Sometimes I try so hard to please other people I loose my ways. Most of the time it is just small things, an hour or two over time at work, eating out at restaurants that my friends enjoy, or just emptying that extra glass or two of "social business" drinks, because it is the polite thing to do at business dinner.
I know these are just compromises in life, and life is about taking a little and giving a little. But sometimes there are so many compromises it feels more like a full-blown retreat. Once in a while I would step back and look at myself and say, "this is not who I am". I don't like to drink, I am not a vegetarian, I like to get home by 10pm from work.
Take this blog for example, at the beginning, it is a place to come and talk with myself. Now when is the last time I even talked about my life? More and more I try to add stuff to the blog to make it seem more interesting. Customized. To please the imaginary audience that I don't really have.
It is, really, my own fault. Intellectually I know it is impossible to make everyone happy. Yet there is always the desire to try then there would come the inevitable result of failing to please.
I sometimes daydream that I am a stronger person. Able to go that extra mile, to protect everyone I love. Sometimes I wish I can go without sleep and get that next report done, to squeeze in an extra hour to talk to someone I care. Sometimes I wish.

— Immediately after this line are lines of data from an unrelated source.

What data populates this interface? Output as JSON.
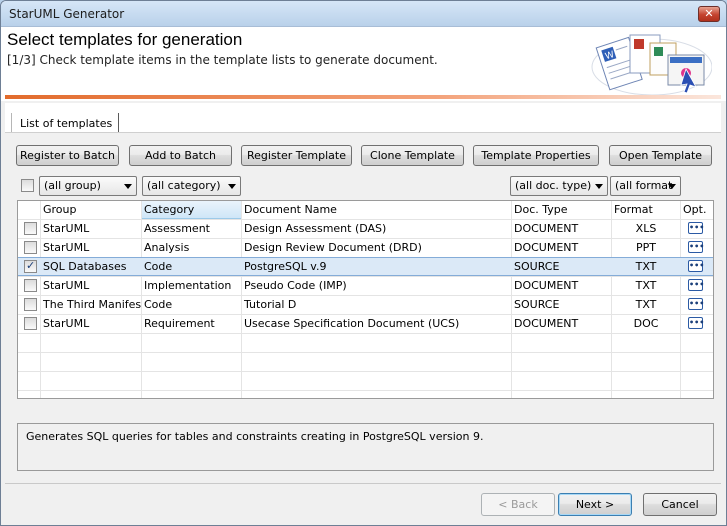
{
  "window": {
    "title": "StarUML Generator",
    "close_glyph": "✕"
  },
  "header": {
    "title": "Select templates for generation",
    "subtitle": "[1/3] Check template items in the template lists to generate document.",
    "graphic": "documents-with-cursor-icon"
  },
  "tab": {
    "label": "List of templates"
  },
  "toolbar": {
    "register_to_batch": "Register to Batch",
    "add_to_batch": "Add to Batch",
    "register_template": "Register Template",
    "clone_template": "Clone Template",
    "template_properties": "Template Properties",
    "open_template": "Open Template"
  },
  "filters": {
    "group": "(all group)",
    "category": "(all category)",
    "doc_type": "(all doc. type)",
    "format": "(all format"
  },
  "grid": {
    "columns": {
      "group": "Group",
      "category": "Category",
      "document_name": "Document Name",
      "doc_type": "Doc. Type",
      "format": "Format",
      "opt": "Opt."
    },
    "rows": [
      {
        "checked": false,
        "group": "StarUML",
        "category": "Assessment",
        "document_name": "Design Assessment (DAS)",
        "doc_type": "DOCUMENT",
        "format": "XLS"
      },
      {
        "checked": false,
        "group": "StarUML",
        "category": "Analysis",
        "document_name": "Design Review Document (DRD)",
        "doc_type": "DOCUMENT",
        "format": "PPT"
      },
      {
        "checked": true,
        "group": "SQL Databases",
        "category": "Code",
        "document_name": "PostgreSQL v.9",
        "doc_type": "SOURCE",
        "format": "TXT"
      },
      {
        "checked": false,
        "group": "StarUML",
        "category": "Implementation",
        "document_name": "Pseudo Code (IMP)",
        "doc_type": "DOCUMENT",
        "format": "TXT"
      },
      {
        "checked": false,
        "group": "The Third Manifesto",
        "category": "Code",
        "document_name": "Tutorial D",
        "doc_type": "SOURCE",
        "format": "TXT"
      },
      {
        "checked": false,
        "group": "StarUML",
        "category": "Requirement",
        "document_name": "Usecase Specification Document (UCS)",
        "doc_type": "DOCUMENT",
        "format": "DOC"
      }
    ],
    "opt_glyph": "•••"
  },
  "description": "Generates SQL queries for tables and constraints creating in PostgreSQL version 9.",
  "footer": {
    "back": "< Back",
    "next": "Next >",
    "cancel": "Cancel"
  },
  "colors": {
    "accent": "#e26b2c",
    "selection": "#dbe9f7",
    "titlebar": "#b9d1ea"
  }
}
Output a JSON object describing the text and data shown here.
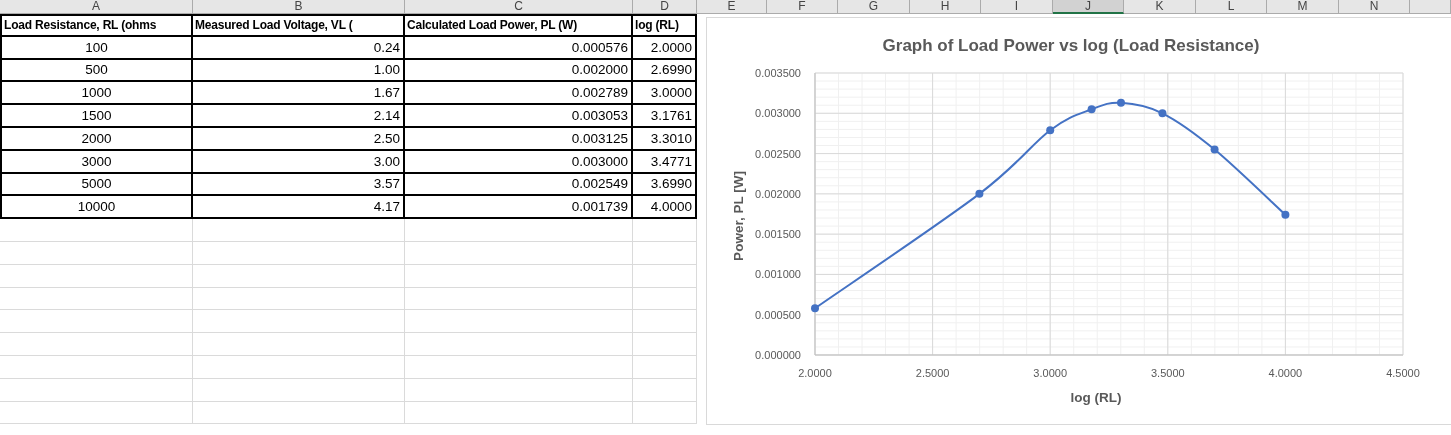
{
  "sheet": {
    "columns": [
      {
        "label": "A",
        "selected": false
      },
      {
        "label": "B",
        "selected": false
      },
      {
        "label": "C",
        "selected": false
      },
      {
        "label": "D",
        "selected": false
      },
      {
        "label": "E",
        "selected": false
      },
      {
        "label": "F",
        "selected": false
      },
      {
        "label": "G",
        "selected": false
      },
      {
        "label": "H",
        "selected": false
      },
      {
        "label": "I",
        "selected": false
      },
      {
        "label": "J",
        "selected": true
      },
      {
        "label": "K",
        "selected": false
      },
      {
        "label": "L",
        "selected": false
      },
      {
        "label": "M",
        "selected": false
      },
      {
        "label": "N",
        "selected": false
      }
    ]
  },
  "table": {
    "headers": [
      "Load Resistance, RL (ohms",
      "Measured Load Voltage, VL (",
      "Calculated Load Power, PL (W)",
      "log (RL)"
    ],
    "rows": [
      [
        "100",
        "0.24",
        "0.000576",
        "2.0000"
      ],
      [
        "500",
        "1.00",
        "0.002000",
        "2.6990"
      ],
      [
        "1000",
        "1.67",
        "0.002789",
        "3.0000"
      ],
      [
        "1500",
        "2.14",
        "0.003053",
        "3.1761"
      ],
      [
        "2000",
        "2.50",
        "0.003125",
        "3.3010"
      ],
      [
        "3000",
        "3.00",
        "0.003000",
        "3.4771"
      ],
      [
        "5000",
        "3.57",
        "0.002549",
        "3.6990"
      ],
      [
        "10000",
        "4.17",
        "0.001739",
        "4.0000"
      ]
    ]
  },
  "chart": {
    "chart_data": {
      "type": "line",
      "grid": true,
      "title": "Graph of Load Power vs log (Load Resistance)",
      "xlabel": "log (RL)",
      "ylabel": "Power, PL [W]",
      "x": [
        2.0,
        2.699,
        3.0,
        3.1761,
        3.301,
        3.4771,
        3.699,
        4.0
      ],
      "series": [
        {
          "color": "#4472c4",
          "marker": "circle",
          "values": [
            0.00058,
            0.002,
            0.00279,
            0.00305,
            0.00313,
            0.003,
            0.00255,
            0.00174
          ]
        }
      ],
      "xlim": [
        2,
        4.5
      ],
      "ylim": [
        0,
        0.0035
      ],
      "xticks": [
        {
          "value": 2,
          "label": "2.0000"
        },
        {
          "value": 2.5,
          "label": "2.5000"
        },
        {
          "value": 3,
          "label": "3.0000"
        },
        {
          "value": 3.5,
          "label": "3.5000"
        },
        {
          "value": 4,
          "label": "4.0000"
        },
        {
          "value": 4.5,
          "label": "4.5000"
        }
      ],
      "yticks": [
        {
          "value": 0,
          "label": "0.000000"
        },
        {
          "value": 0.0005,
          "label": "0.000500"
        },
        {
          "value": 0.001,
          "label": "0.001000"
        },
        {
          "value": 0.0015,
          "label": "0.001500"
        },
        {
          "value": 0.002,
          "label": "0.002000"
        },
        {
          "value": 0.0025,
          "label": "0.002500"
        },
        {
          "value": 0.003,
          "label": "0.003000"
        },
        {
          "value": 0.0035,
          "label": "0.003500"
        }
      ]
    }
  }
}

Yet in the end, I am only human and can only do so much. I am not even all that good of a person. Unlike some people who can just give and give like a never drying fountain. I dry up sometimes. When that happens I go away, to sleep my 14 hours and recharge, to take a run at night, to be by myself and examine my life. It is true, I came to accept that I cannot be good to all people all the time. Every so often I just need some time to myself. It is who I am.
So maybe that is how my life will run, like a comet circling the sun, inevitably drawn close by the gravitation and need, then inevitably going further away on my own journey into the unknown.